Several days later I noticed the blue tarp was gone and a freshly shingled roof was in place. It was then I realized that somewhere, someone was looking at this lot and home very differently than I was the first time I traipsed by. No doubt they envision a plush green lawn, with flowers set in place; maybe some cedar shake siding and a sprawling wrap around porch. Another thought occurred to me later — perhaps inside this currently unattractive structure, is set up an immaculate home decorated with the latest and the greatest!
As tennis coaches we sometimes have players show up for lessons or join our school teams and we find ourselves viewing them as “an ugly house”. Perhaps they have very little athletic ability and struggle just to make contact with the ball. So often their focus is definitely not on the tennis court.

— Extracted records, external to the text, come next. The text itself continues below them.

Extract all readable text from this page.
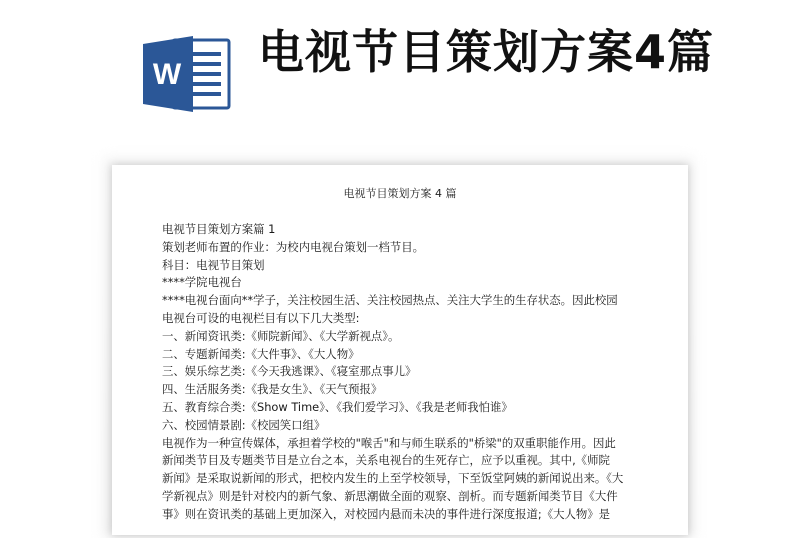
W 电视节目策划方案4篇
电视节目策划方案 4 篇
电视节目策划方案篇 1
策划老师布置的作业：为校内电视台策划一档节目。
科目：电视节目策划
****学院电视台
****电视台面向**学子，关注校园生活、关注校园热点、关注大学生的生存状态。因此校园
电视台可设的电视栏目有以下几大类型:
一、新闻资讯类:《师院新闻》、《大学新视点》。
二、专题新闻类:《大件事》、《大人物》
三、娱乐综艺类:《今天我逃课》、《寝室那点事儿》
四、生活服务类:《我是女生》、《天气预报》
五、教育综合类:《Show Time》、《我们爱学习》、《我是老师我怕谁》
六、校园情景剧:《校园笑口组》
电视作为一种宣传媒体，承担着学校的"喉舌"和与师生联系的"桥梁"的双重职能作用。因此
新闻类节目及专题类节目是立台之本，关系电视台的生死存亡，应予以重视。其中,《师院
新闻》是采取说新闻的形式，把校内发生的上至学校领导，下至饭堂阿姨的新闻说出来。《大
学新视点》则是针对校内的新气象、新思潮做全面的观察、剖析。而专题新闻类节目《大件
事》则在资讯类的基础上更加深入，对校园内悬而未决的事件进行深度报道;《大人物》是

What does it take to flip the switch in our own mind’s eye to envision this player at a match, serving, placing balls where they want them to go and totally enjoying the sport? At what point do we disconnect our focus from perfecting their strokes, to helping them get the glimpse of what “the beautiful home” is going to look like and feel like?
Our tennis players may show up to practice or lessons, and compare themselves to better players on the team or in the clinic, viewing themselves as the “ugly house”. I’ll never forget a doubles match I was playing in with some ladies that were much more experienced than I was myself. I came onto the court with this apprehension all bundled up inside me, comparing my shots to their’s, worrying about what they were going to think or say about my level of play. After we lost the first game, due to my errors, I just asked myself the question, “Why am I comparing myself to them? They get up and put their panties on just like I do. Just hit your shots, Flo.” No more games were lost in the match, due to my errors, and we won!
All it takes is a snap-shot view, with a little imagination. Each time I run by the Ugly House now, I can see this home, no longer on wheels, but with a solid brick foundation, an award winning yard and kids romping in the grass. Coaches, let’s take time to get a glimpse and share the vision!